As the name suggests, deal coaching is aimed at improving the outcome of a deal or deals. Deal coaching can happen on a regular basis. For example, a rep might have a weekly pipeline review with their manager. But deal coaching can also happen on an ad hoc basis. For example, a rep may reach out to their manager about their concerns with a certain deal and request guidance.
During deal coaching sessions, managers and reps discuss questions relevant to the deal, such as:
Then, the rep and manager work together to make a game plan to move the deal through the funnel. That might include taking a different approach or sharing a specific piece of content – among other actions.
Deal coaching can be an effective way to improve a single interaction or single deal and often happens on an ongoing basis, typically at least weekly.
Skill coaching is extremely important. But unfortunately, it’s a lot less common. Per the 2022 State of Sales Readiness report, a mere 24% of sales reps report being coached on skills.
Rather than focusing on deals, skill coaching focuses on the sellers. The aim of
skill coaching is to ensure sellers have mastery of the skills, competencies, and behaviors needed to close more deals.
What skills should managers focus on? It depends. Managers should measure their reps against their ideal rep profile to identify where each rep needs additional coaching. Then, the manager can measure how coaching (as well as follow-up efforts) is driving improvement.
Unlike deal coaching, skill coaching can lead to behavior change. Improved behaviors lead to greater long-term sales success.
Strategic, data-driven sales coaching can have a large, positive impact on key business outcomes. In fact, the impact of great sales coaching is proven.
Effective sales coaching leads to higher performing sales reps. Research from Heinz Marketing and Mindtickle found that 8 out of 10 sales teams with effective coaching practices hit greater than 75% of sales quotas.
The more formalized the sales coaching program, the larger the impact. According to CSO Insights, organizations with a dynamic approach to sales coaching achieve significantly higher win rates and quota attainment than average.
In addition, more frequent coaching leads to better results. Research from Sales Readiness Group found that sales managers at high-impact organizations (those where 75% of sales reps reach quota) spend significantly more time coaching than sales managers at average and low-performing organizations. Our own research found that the average rep receives one manager-led coaching session per month. However, managers of top-performing reps complete an average of three formal, manager-led coaching sessions per rep per month.
Great sales coaching helps reps close more deals and improve skills that drive long-term success.

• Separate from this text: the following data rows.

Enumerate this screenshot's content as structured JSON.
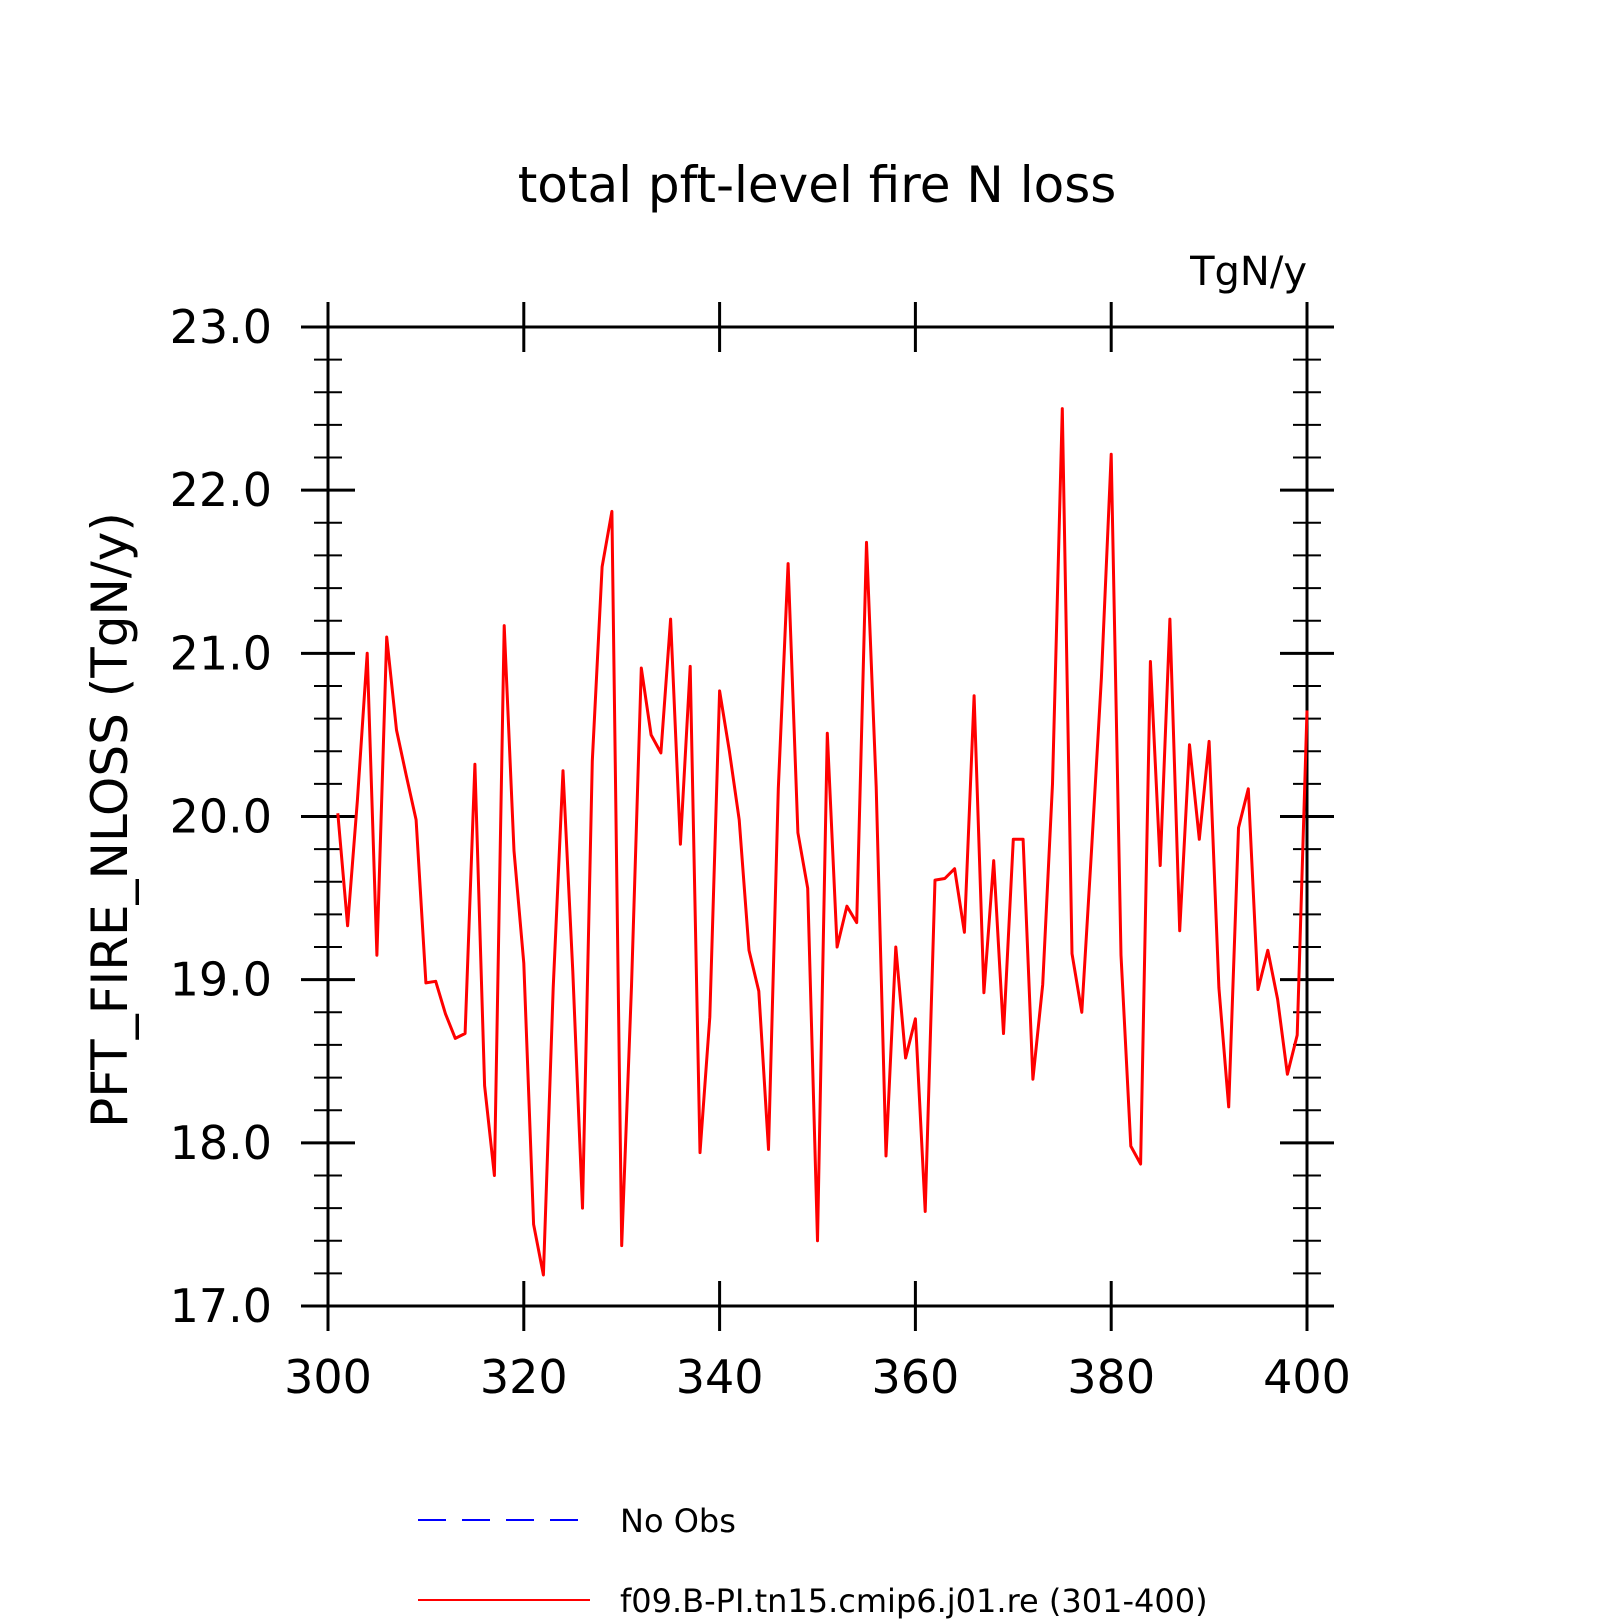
{
  "chart_data": {
    "type": "line",
    "title": "total pft-level fire N loss",
    "units_label": "TgN/y",
    "ylabel": "PFT_FIRE_NLOSS  (TgN/y)",
    "xlabel": "",
    "xlim": [
      300,
      400
    ],
    "ylim": [
      17.0,
      23.0
    ],
    "x_ticks": [
      "300",
      "320",
      "340",
      "360",
      "380",
      "400"
    ],
    "y_ticks": [
      "17.0",
      "18.0",
      "19.0",
      "20.0",
      "21.0",
      "22.0",
      "23.0"
    ],
    "x_tick_values": [
      300,
      320,
      340,
      360,
      380,
      400
    ],
    "y_tick_values": [
      17,
      18,
      19,
      20,
      21,
      22,
      23
    ],
    "grid": false,
    "legend_position": "bottom",
    "series": [
      {
        "name": "f09.B-PI.tn15.cmip6.j01.re (301-400)",
        "color": "#ff0000",
        "style": "solid",
        "x": [
          301,
          302,
          303,
          304,
          305,
          306,
          307,
          308,
          309,
          310,
          311,
          312,
          313,
          314,
          315,
          316,
          317,
          318,
          319,
          320,
          321,
          322,
          323,
          324,
          325,
          326,
          327,
          328,
          329,
          330,
          331,
          332,
          333,
          334,
          335,
          336,
          337,
          338,
          339,
          340,
          341,
          342,
          343,
          344,
          345,
          346,
          347,
          348,
          349,
          350,
          351,
          352,
          353,
          354,
          355,
          356,
          357,
          358,
          359,
          360,
          361,
          362,
          363,
          364,
          365,
          366,
          367,
          368,
          369,
          370,
          371,
          372,
          373,
          374,
          375,
          376,
          377,
          378,
          379,
          380,
          381,
          382,
          383,
          384,
          385,
          386,
          387,
          388,
          389,
          390,
          391,
          392,
          393,
          394,
          395,
          396,
          397,
          398,
          399,
          400
        ],
        "y": [
          20.02,
          19.33,
          20.1,
          21.0,
          19.15,
          21.1,
          20.53,
          20.25,
          19.98,
          18.98,
          18.99,
          18.79,
          18.64,
          18.67,
          20.32,
          18.35,
          17.8,
          21.17,
          19.79,
          19.1,
          17.5,
          17.19,
          18.95,
          20.28,
          19.05,
          17.6,
          20.34,
          21.53,
          21.87,
          17.37,
          18.96,
          20.91,
          20.5,
          20.39,
          21.21,
          19.83,
          20.92,
          17.94,
          18.77,
          20.77,
          20.4,
          19.98,
          19.18,
          18.93,
          17.96,
          20.17,
          21.55,
          19.9,
          19.56,
          17.4,
          20.51,
          19.2,
          19.45,
          19.35,
          21.68,
          20.18,
          17.92,
          19.2,
          18.52,
          18.76,
          17.58,
          19.61,
          19.62,
          19.68,
          19.29,
          20.74,
          18.92,
          19.73,
          18.67,
          19.86,
          19.86,
          18.39,
          18.97,
          20.2,
          22.5,
          19.16,
          18.8,
          19.8,
          20.85,
          22.22,
          19.15,
          17.98,
          17.87,
          20.95,
          19.7,
          21.21,
          19.3,
          20.44,
          19.86,
          20.46,
          18.95,
          18.22,
          19.93,
          20.17,
          18.94,
          19.18,
          18.88,
          18.42,
          18.66,
          20.65
        ]
      }
    ],
    "legend": [
      {
        "label": "No Obs",
        "color": "#0000ff",
        "style": "dashed"
      },
      {
        "label": "f09.B-PI.tn15.cmip6.j01.re (301-400)",
        "color": "#ff0000",
        "style": "solid"
      }
    ]
  }
}
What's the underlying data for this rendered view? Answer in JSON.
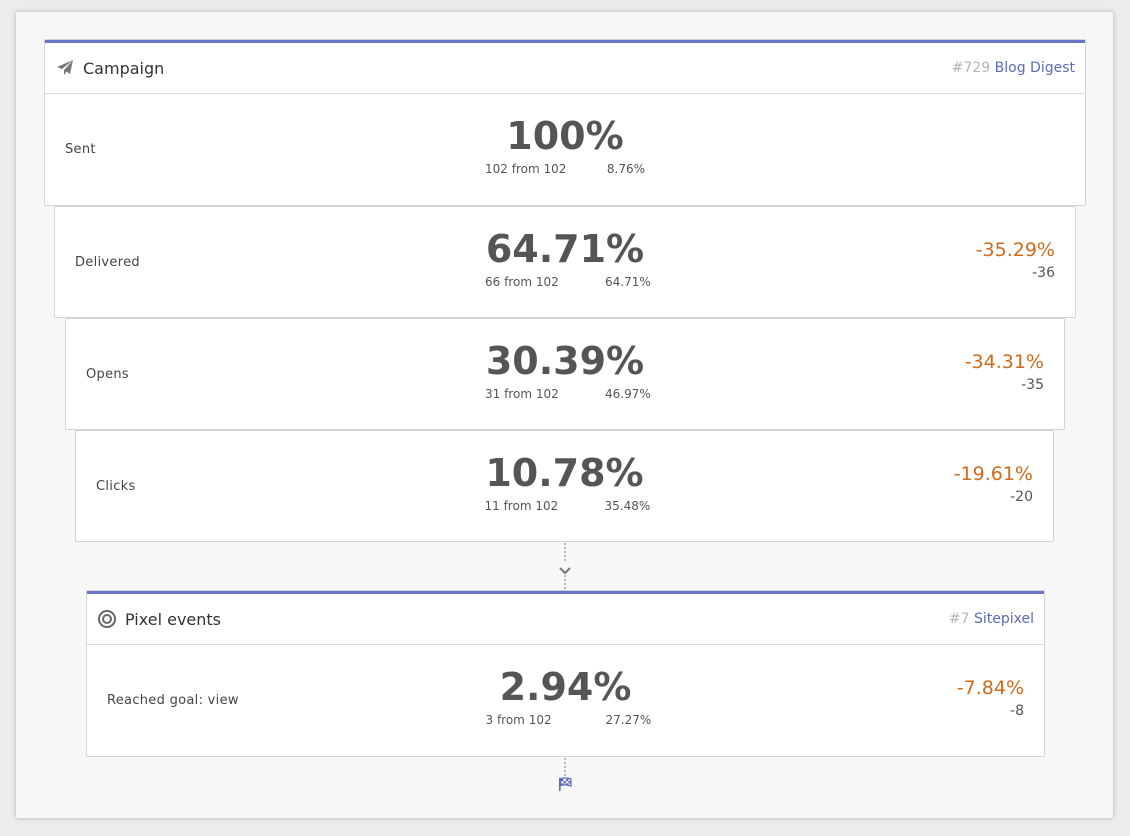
{
  "campaign": {
    "title": "Campaign",
    "icon": "paper-plane-icon",
    "ref_number": "#729",
    "ref_name": "Blog Digest",
    "accent": "#6a74c4"
  },
  "stages": [
    {
      "label": "Sent",
      "percent": "100%",
      "from": "102 from 102",
      "relative": "8.76%",
      "delta_pct": "",
      "delta_abs": ""
    },
    {
      "label": "Delivered",
      "percent": "64.71%",
      "from": "66 from 102",
      "relative": "64.71%",
      "delta_pct": "-35.29%",
      "delta_abs": "-36"
    },
    {
      "label": "Opens",
      "percent": "30.39%",
      "from": "31 from 102",
      "relative": "46.97%",
      "delta_pct": "-34.31%",
      "delta_abs": "-35"
    },
    {
      "label": "Clicks",
      "percent": "10.78%",
      "from": "11 from 102",
      "relative": "35.48%",
      "delta_pct": "-19.61%",
      "delta_abs": "-20"
    }
  ],
  "pixel": {
    "title": "Pixel events",
    "icon": "target-icon",
    "ref_number": "#7",
    "ref_name": "Sitepixel",
    "goal": {
      "label": "Reached goal: view",
      "percent": "2.94%",
      "from": "3 from 102",
      "relative": "27.27%",
      "delta_pct": "-7.84%",
      "delta_abs": "-8"
    }
  },
  "colors": {
    "negative": "#d06a1c",
    "link": "#5b6bb8"
  }
}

So it makes sense that poor sales coaching leads to ill-equipped sales reps who are more likely to miss their sales targets.
In addition, poor coaching can be indicative of a negative relationship between managers and reps. These poor relationships lead to higher churn rates. DDI research found that a staggering 57% of employees have left a job because of their manager. When churn is high, managers must spend more time filling vacant roles – and less time helping their sellers succeed.